De acordo com as organizações, a decisão foi tomada mesmo com o navio cumprindo todos os padrões marítimos e técnicos necessários para navegar sob a bandeira do Panamá. No comunicado, elas afirmam ainda que esta ação é “prova adicional do quão longe o governo italiano está disposto a ir” para atrapalhar seu trabalho, mesmo sabendo que “a única consequência é que as pessoas continuarão a morrer no mar e nenhuma testemunha estará presente para contar os mortos”.
— Os líderes europeus parecem não ter pudor em implementar táticas cada vez mais abusivas e perniciosas que servem aos seus próprios interesses à custas de vidas humanas – disse Karline Kleijer, chefe de emergências da MSF. — Nos últimos dois anos, os líderes europeus dizem que as pessoas não devem morrer no mar, mas ao mesmo tempo seguiram políticas perigosas e mal informadas que levaram a crise humanitária no Mediterrâneo central e na Líbia a uma nova piora. Esta tragédia tem que acabar, mas isso só acontecerá se os governos da União Europeia permitirem ao Aquarius e outras embarcações de resgate continuarem a prestar assistência onde ela é tão desesperadamente necessária.
EM 2018, 1.250 MORTOS NO MEDITERRÂNEO
Ainda segundo as ONGs, desde o início do ano mais de 1.250 pessoas se afogaram enquanto tentavam cruzar o Mediterrâneo central, com aqueles que tentam fazer a travessia agora correndo um risco três vezes maior de morrer afogados do que os que faziam a mesma viagem em 2015. Elas destacam também que o número real de mortos provavelmente é muito maior, já que nem todos naufrágios e afogamentos são testemunhados e registrados pelas autoridades ou agências da ONU. “Esta subnotificação é representada por naufrágios como um que aconteceu no início de setembro no qual estima-se que pelo menos cem pessoas se afogaram”, diz o texto.
— Cinco anos depois da tragédia de Lampedusa, quando a Itália deflagrou sua primeira operação de busca e resgate em grande escala, as pessoas ainda estão arriscando suas vidas para fugir da Líbia e a taxa de mortes no Mediterrâneo central explodiu – disse Sophie Beau, vice-presidente da SOS Mediterranée. — A Europa não pode renunciar aos seus valores fundamentais.

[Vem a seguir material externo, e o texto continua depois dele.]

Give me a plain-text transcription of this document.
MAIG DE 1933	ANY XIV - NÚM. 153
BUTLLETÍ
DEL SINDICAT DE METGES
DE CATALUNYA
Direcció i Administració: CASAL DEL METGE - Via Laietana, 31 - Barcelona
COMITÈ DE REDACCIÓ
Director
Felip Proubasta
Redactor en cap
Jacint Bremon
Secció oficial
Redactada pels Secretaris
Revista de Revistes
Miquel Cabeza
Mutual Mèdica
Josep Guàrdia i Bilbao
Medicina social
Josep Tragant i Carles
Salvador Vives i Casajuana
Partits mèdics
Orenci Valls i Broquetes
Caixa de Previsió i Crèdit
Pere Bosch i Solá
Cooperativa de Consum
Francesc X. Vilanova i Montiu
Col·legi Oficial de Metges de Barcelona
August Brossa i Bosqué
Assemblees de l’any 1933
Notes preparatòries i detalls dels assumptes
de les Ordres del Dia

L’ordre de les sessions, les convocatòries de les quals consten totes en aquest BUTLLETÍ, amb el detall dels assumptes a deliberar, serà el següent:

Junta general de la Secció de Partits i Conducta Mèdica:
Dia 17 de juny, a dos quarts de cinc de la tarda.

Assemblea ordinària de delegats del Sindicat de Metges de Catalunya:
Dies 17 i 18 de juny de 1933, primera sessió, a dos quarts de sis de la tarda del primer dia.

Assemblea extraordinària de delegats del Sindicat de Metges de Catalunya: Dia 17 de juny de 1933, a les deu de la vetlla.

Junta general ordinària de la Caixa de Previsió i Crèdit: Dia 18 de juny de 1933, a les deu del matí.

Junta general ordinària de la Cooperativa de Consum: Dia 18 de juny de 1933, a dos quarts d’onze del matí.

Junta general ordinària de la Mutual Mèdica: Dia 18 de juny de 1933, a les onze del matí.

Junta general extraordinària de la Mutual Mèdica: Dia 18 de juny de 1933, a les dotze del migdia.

A notícia da retirada da bandeira Panamenha chegou ao Aquarius enquanto a equipe do navio está envolvida em nova missão de busca e resgate no Mediterrâneo. Nos últimos três dias, o navio deu assistência a duas embarcações em dificuldades e agora tem 58 sobreviventes a bordo, muitos dos quais psicologicamente abalados e fatigados pela viagem no mar e fuga da Líbia, e que precisam ser desembarcados num lugar seguro como dita a Lei Marítima Internacional.